Pero, por último, se ofreció a mi
mente la ceremonia del bautismo en aquel estado de desaliento y de excitación,
como la presente liberación de los terrores de mi destino. Y en la pila
bautismal dudé respecto al nombre. Y se agolparon a mis labios muchos nombres
de sabiduría y belleza, de los tiempos antiguos! y de los modernos, de mi país y de los
países extranjeros, con otros muchos, muchos delicados de nobleza, de felicidad
y de bondad. ¿Qué me impulsó entonces a agitar el recuerdo de la muerta
enterrada? ¿Qué demonio me incitó a suspirar aquel sonido cuyo recuerdo real
hacía refluir mi sangre a torrentes desde las sienes al corazón? ¿Qué espíritu
perverso habló desde las reconditeces de mi alma, cuando, entre aquellos oscuros
corredores, y en el silencio de la noche, musité al oído del santo hombre las
sílabas «Morella»?¿Qué ser más demoníaco retorció los rasgos de mi hija, y los
cubrió con los tintes de la muerte cuando estremeciéndose ante aquel nombre
apenas audible, volvió sus límpidos ojos desde el suelo hacia el cielo, y cayendo
prosternada sobre las losas negras de nuestra cripta ancestral, respondió:
«¡Aquí estoy!»
Estas simples y cortas sílabas cayeron
claras, fríamente claras , en mis oídos, y desde allí, como plomo fundido, se
precipitaron silbando en mi cerebro.
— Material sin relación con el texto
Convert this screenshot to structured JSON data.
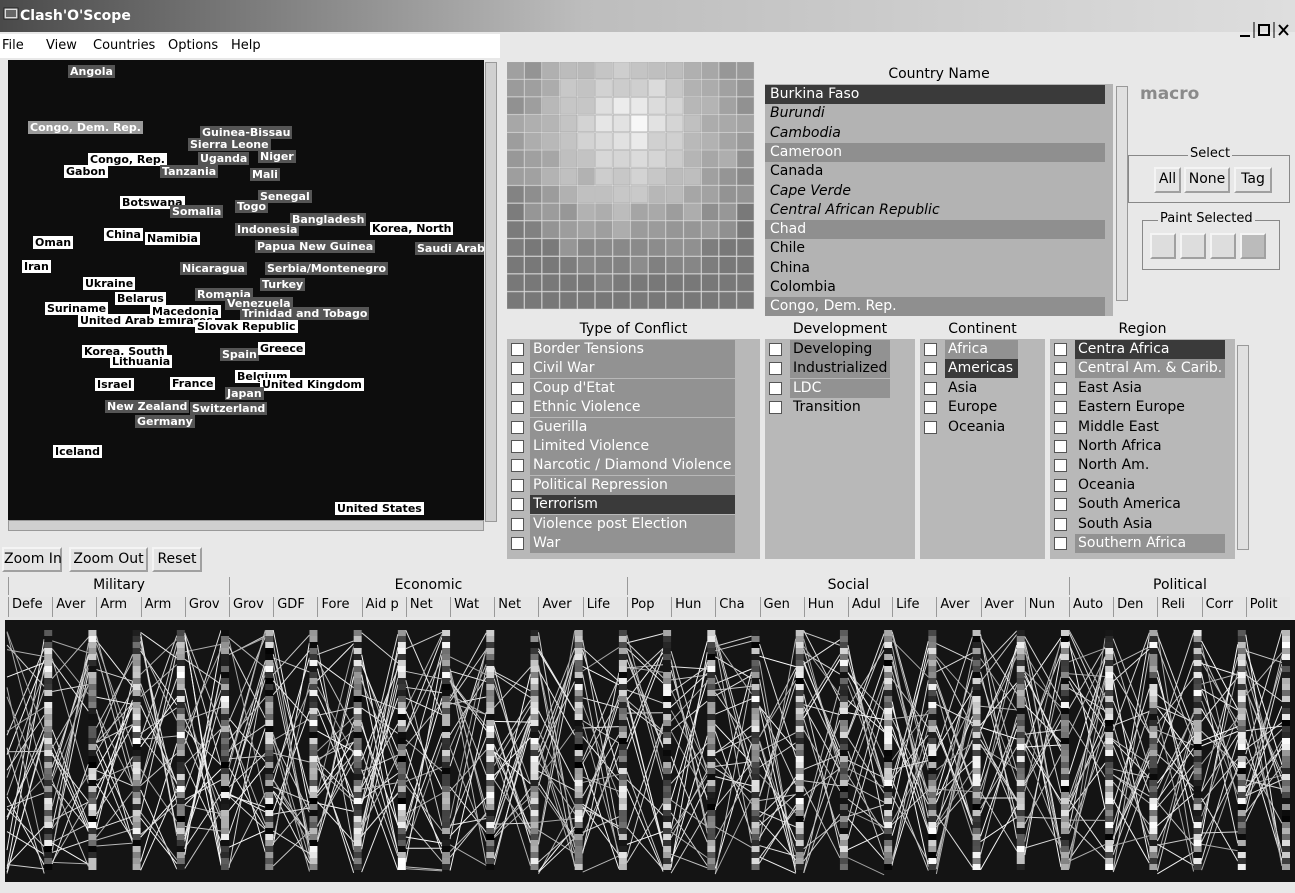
{
  "window": {
    "title": "Clash'O'Scope"
  },
  "menu": [
    "File",
    "View",
    "Countries",
    "Options",
    "Help"
  ],
  "map": {
    "labels": [
      "Angola",
      "Congo, Dem. Rep.",
      "Guinea-Bissau",
      "Sierra Leone",
      "Congo, Rep.",
      "Uganda",
      "Niger",
      "Gabon",
      "Tanzania",
      "Mali",
      "Botswana",
      "Senegal",
      "Togo",
      "Somalia",
      "Bangladesh",
      "Korea, North",
      "Oman",
      "China",
      "Namibia",
      "Indonesia",
      "Papua New Guinea",
      "Saudi Arabi",
      "Iran",
      "Nicaragua",
      "Serbia/Montenegro",
      "Ukraine",
      "Turkey",
      "Romania",
      "Belarus",
      "Venezuela",
      "Suriname",
      "Trinidad and Tobago",
      "United Arab Emirates",
      "Macedonia",
      "Slovak Republic",
      "Korea, South",
      "Spain",
      "Greece",
      "Lithuania",
      "Israel",
      "France",
      "Belgium",
      "United Kingdom",
      "Japan",
      "New Zealand",
      "Switzerland",
      "Germany",
      "Iceland",
      "United States"
    ]
  },
  "map_buttons": [
    "Zoom In",
    "Zoom Out",
    "Reset"
  ],
  "country_list": {
    "header": "Country Name",
    "items": [
      "Burkina Faso",
      "Burundi",
      "Cambodia",
      "Cameroon",
      "Canada",
      "Cape Verde",
      "Central African Republic",
      "Chad",
      "Chile",
      "China",
      "Colombia",
      "Congo, Dem. Rep."
    ]
  },
  "macro": "macro",
  "select": {
    "title": "Select",
    "buttons": [
      "All",
      "None",
      "Tag"
    ]
  },
  "paint": {
    "title": "Paint Selected"
  },
  "filters": [
    {
      "header": "Type of Conflict",
      "items": [
        "Border Tensions",
        "Civil War",
        "Coup d'Etat",
        "Ethnic Violence",
        "Guerilla",
        "Limited Violence",
        "Narcotic / Diamond Violence",
        "Political Repression",
        "Terrorism",
        "Violence post Election",
        "War"
      ]
    },
    {
      "header": "Development",
      "items": [
        "Developing",
        "Industrialized",
        "LDC",
        "Transition"
      ]
    },
    {
      "header": "Continent",
      "items": [
        "Africa",
        "Americas",
        "Asia",
        "Europe",
        "Oceania"
      ]
    },
    {
      "header": "Region",
      "items": [
        "Centra Africa",
        "Central Am. & Carib.",
        "East Asia",
        "Eastern Europe",
        "Middle East",
        "North Africa",
        "North Am.",
        "Oceania",
        "South America",
        "South Asia",
        "Southern Africa"
      ]
    }
  ],
  "parallel": {
    "groups": [
      "Military",
      "Economic",
      "Social",
      "Political"
    ],
    "axes": [
      "Defe",
      "Aver",
      "Arm",
      "Arm",
      "Grov",
      "Grov",
      "GDF",
      "Fore",
      "Aid p",
      "Net",
      "Wat",
      "Net",
      "Aver",
      "Life",
      "Pop",
      "Hun",
      "Cha",
      "Gen",
      "Hun",
      "Adul",
      "Life",
      "Aver",
      "Aver",
      "Nun",
      "Auto",
      "Den",
      "Reli",
      "Corr",
      "Polit"
    ]
  }
}
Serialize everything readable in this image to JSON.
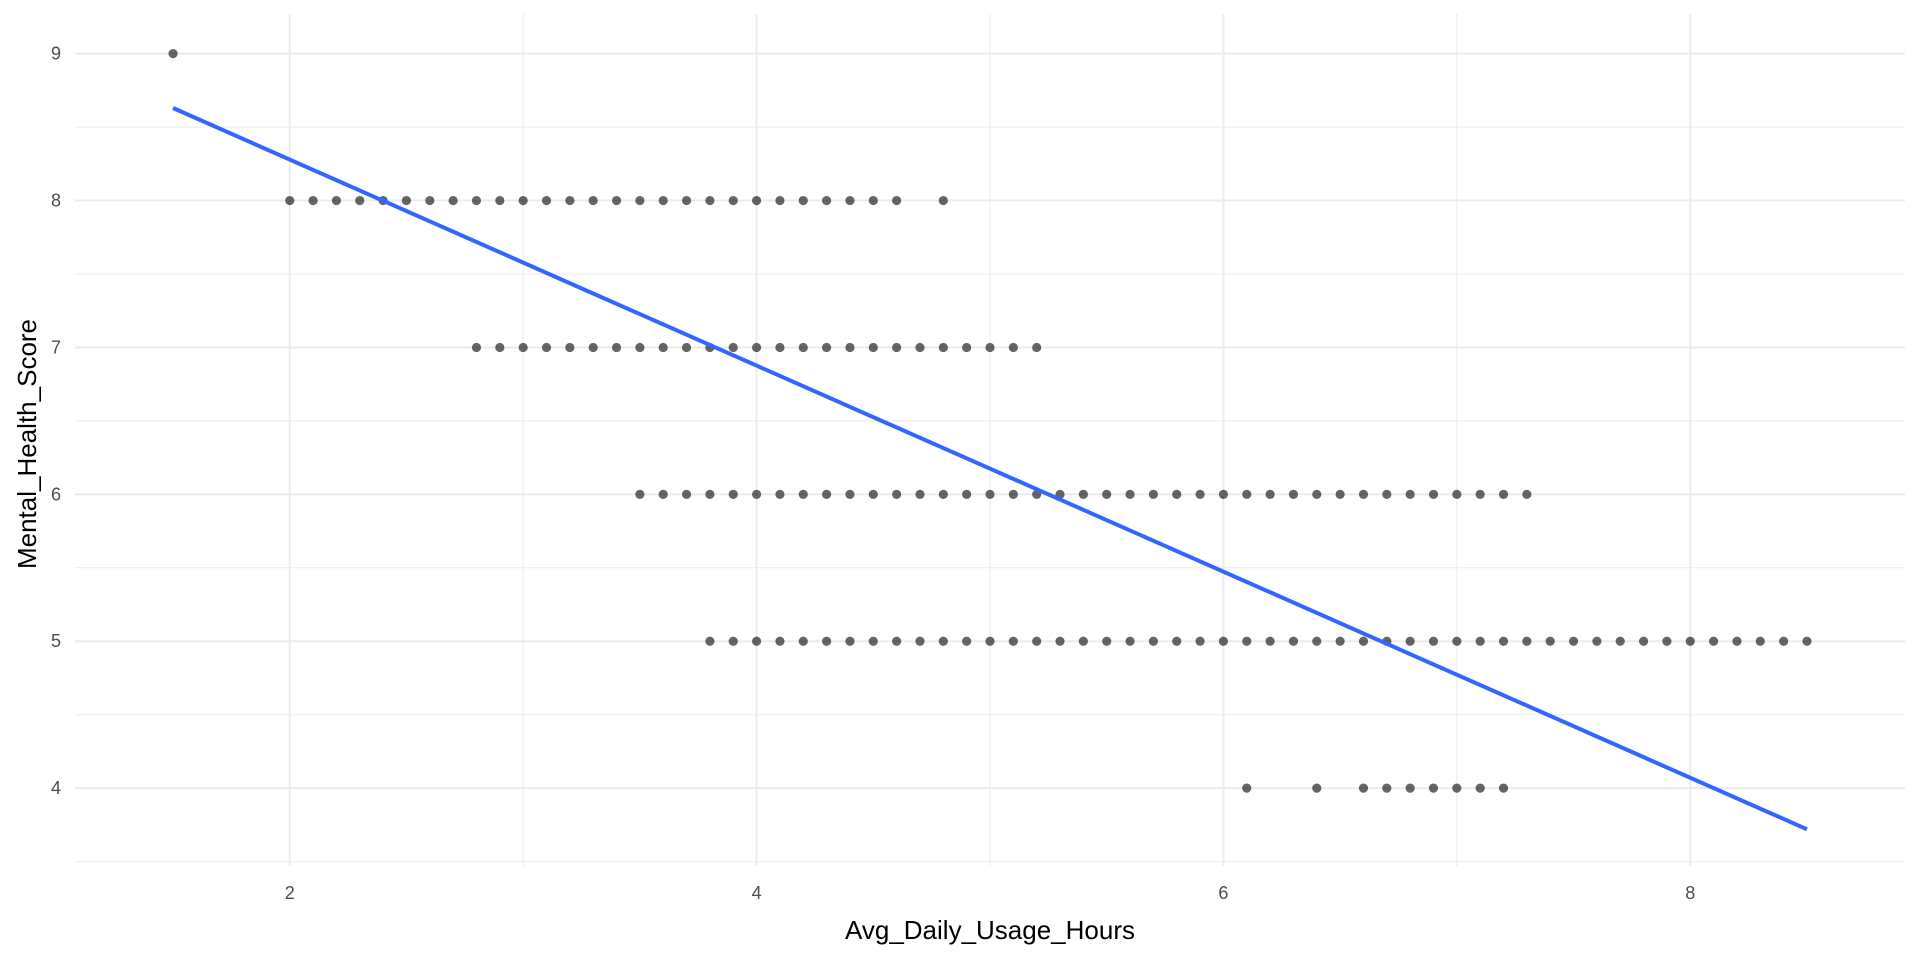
{
  "chart_data": {
    "type": "scatter",
    "title": "",
    "xlabel": "Avg_Daily_Usage_Hours",
    "ylabel": "Mental_Health_Score",
    "xlim": [
      1.08,
      8.92
    ],
    "ylim": [
      3.47,
      9.27
    ],
    "x_ticks": [
      "2",
      "4",
      "6",
      "8"
    ],
    "y_ticks": [
      "4",
      "5",
      "6",
      "7",
      "8",
      "9"
    ],
    "grid": true,
    "colors": {
      "points": "#000000",
      "trend": "#3366ff",
      "grid": "#ebebeb",
      "tick_text": "#4d4d4d"
    },
    "series": [
      {
        "points": [
          [
            1.5,
            9
          ]
        ]
      },
      {
        "points": [
          [
            2.0,
            8
          ],
          [
            2.1,
            8
          ],
          [
            2.2,
            8
          ],
          [
            2.3,
            8
          ],
          [
            2.4,
            8
          ],
          [
            2.5,
            8
          ],
          [
            2.6,
            8
          ],
          [
            2.7,
            8
          ],
          [
            2.8,
            8
          ],
          [
            2.9,
            8
          ],
          [
            3.0,
            8
          ],
          [
            3.1,
            8
          ],
          [
            3.2,
            8
          ],
          [
            3.3,
            8
          ],
          [
            3.4,
            8
          ],
          [
            3.5,
            8
          ],
          [
            3.6,
            8
          ],
          [
            3.7,
            8
          ],
          [
            3.8,
            8
          ],
          [
            3.9,
            8
          ],
          [
            4.0,
            8
          ],
          [
            4.1,
            8
          ],
          [
            4.2,
            8
          ],
          [
            4.3,
            8
          ],
          [
            4.4,
            8
          ],
          [
            4.5,
            8
          ],
          [
            4.6,
            8
          ],
          [
            4.8,
            8
          ]
        ]
      },
      {
        "points": [
          [
            2.8,
            7
          ],
          [
            2.9,
            7
          ],
          [
            3.0,
            7
          ],
          [
            3.1,
            7
          ],
          [
            3.2,
            7
          ],
          [
            3.3,
            7
          ],
          [
            3.4,
            7
          ],
          [
            3.5,
            7
          ],
          [
            3.6,
            7
          ],
          [
            3.7,
            7
          ],
          [
            3.8,
            7
          ],
          [
            3.9,
            7
          ],
          [
            4.0,
            7
          ],
          [
            4.1,
            7
          ],
          [
            4.2,
            7
          ],
          [
            4.3,
            7
          ],
          [
            4.4,
            7
          ],
          [
            4.5,
            7
          ],
          [
            4.6,
            7
          ],
          [
            4.7,
            7
          ],
          [
            4.8,
            7
          ],
          [
            4.9,
            7
          ],
          [
            5.0,
            7
          ],
          [
            5.1,
            7
          ],
          [
            5.2,
            7
          ]
        ]
      },
      {
        "points": [
          [
            3.5,
            6
          ],
          [
            3.6,
            6
          ],
          [
            3.7,
            6
          ],
          [
            3.8,
            6
          ],
          [
            3.9,
            6
          ],
          [
            4.0,
            6
          ],
          [
            4.1,
            6
          ],
          [
            4.2,
            6
          ],
          [
            4.3,
            6
          ],
          [
            4.4,
            6
          ],
          [
            4.5,
            6
          ],
          [
            4.6,
            6
          ],
          [
            4.7,
            6
          ],
          [
            4.8,
            6
          ],
          [
            4.9,
            6
          ],
          [
            5.0,
            6
          ],
          [
            5.1,
            6
          ],
          [
            5.2,
            6
          ],
          [
            5.3,
            6
          ],
          [
            5.4,
            6
          ],
          [
            5.5,
            6
          ],
          [
            5.6,
            6
          ],
          [
            5.7,
            6
          ],
          [
            5.8,
            6
          ],
          [
            5.9,
            6
          ],
          [
            6.0,
            6
          ],
          [
            6.1,
            6
          ],
          [
            6.2,
            6
          ],
          [
            6.3,
            6
          ],
          [
            6.4,
            6
          ],
          [
            6.5,
            6
          ],
          [
            6.6,
            6
          ],
          [
            6.7,
            6
          ],
          [
            6.8,
            6
          ],
          [
            6.9,
            6
          ],
          [
            7.0,
            6
          ],
          [
            7.1,
            6
          ],
          [
            7.2,
            6
          ],
          [
            7.3,
            6
          ]
        ]
      },
      {
        "points": [
          [
            3.8,
            5
          ],
          [
            3.9,
            5
          ],
          [
            4.0,
            5
          ],
          [
            4.1,
            5
          ],
          [
            4.2,
            5
          ],
          [
            4.3,
            5
          ],
          [
            4.4,
            5
          ],
          [
            4.5,
            5
          ],
          [
            4.6,
            5
          ],
          [
            4.7,
            5
          ],
          [
            4.8,
            5
          ],
          [
            4.9,
            5
          ],
          [
            5.0,
            5
          ],
          [
            5.1,
            5
          ],
          [
            5.2,
            5
          ],
          [
            5.3,
            5
          ],
          [
            5.4,
            5
          ],
          [
            5.5,
            5
          ],
          [
            5.6,
            5
          ],
          [
            5.7,
            5
          ],
          [
            5.8,
            5
          ],
          [
            5.9,
            5
          ],
          [
            6.0,
            5
          ],
          [
            6.1,
            5
          ],
          [
            6.2,
            5
          ],
          [
            6.3,
            5
          ],
          [
            6.4,
            5
          ],
          [
            6.5,
            5
          ],
          [
            6.6,
            5
          ],
          [
            6.7,
            5
          ],
          [
            6.8,
            5
          ],
          [
            6.9,
            5
          ],
          [
            7.0,
            5
          ],
          [
            7.1,
            5
          ],
          [
            7.2,
            5
          ],
          [
            7.3,
            5
          ],
          [
            7.4,
            5
          ],
          [
            7.5,
            5
          ],
          [
            7.6,
            5
          ],
          [
            7.7,
            5
          ],
          [
            7.8,
            5
          ],
          [
            7.9,
            5
          ],
          [
            8.0,
            5
          ],
          [
            8.1,
            5
          ],
          [
            8.2,
            5
          ],
          [
            8.3,
            5
          ],
          [
            8.4,
            5
          ],
          [
            8.5,
            5
          ]
        ]
      },
      {
        "points": [
          [
            6.1,
            4
          ],
          [
            6.4,
            4
          ],
          [
            6.6,
            4
          ],
          [
            6.7,
            4
          ],
          [
            6.8,
            4
          ],
          [
            6.9,
            4
          ],
          [
            7.0,
            4
          ],
          [
            7.1,
            4
          ],
          [
            7.2,
            4
          ]
        ]
      }
    ],
    "trend_line": {
      "x": [
        1.5,
        8.5
      ],
      "y": [
        8.63,
        3.72
      ]
    }
  }
}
Años, años enteros pueden pasar; pero el
recuerdo de esa época, ¡jamás! No desconocía yo, por cierto, las flores y la
vid; pero el abeto y el ciprés proyectaron su sombra sobre mí noche y día. Y no
conservé noción alguna de tiempo o de lugar, y se desvanecieron en el cielo las
estrellas de mi destino, y desde entonces se ensombreció la tierra, y sus
figuras pasaron junto a mí como sombras fugaces, y entre ellas sólo vi una:
Morella. Los vientos del firmamento suspiraban un único sonido en mis oídos, y las olas en el
mar murmuraban eternamente: «Morella.» Pero ella murió, y con mis propias manos
la llevé a la tumba; y reí con una risa larga y amarga al no encontrar
vestigios de la primera Morella en la cripta donde enterré la segunda.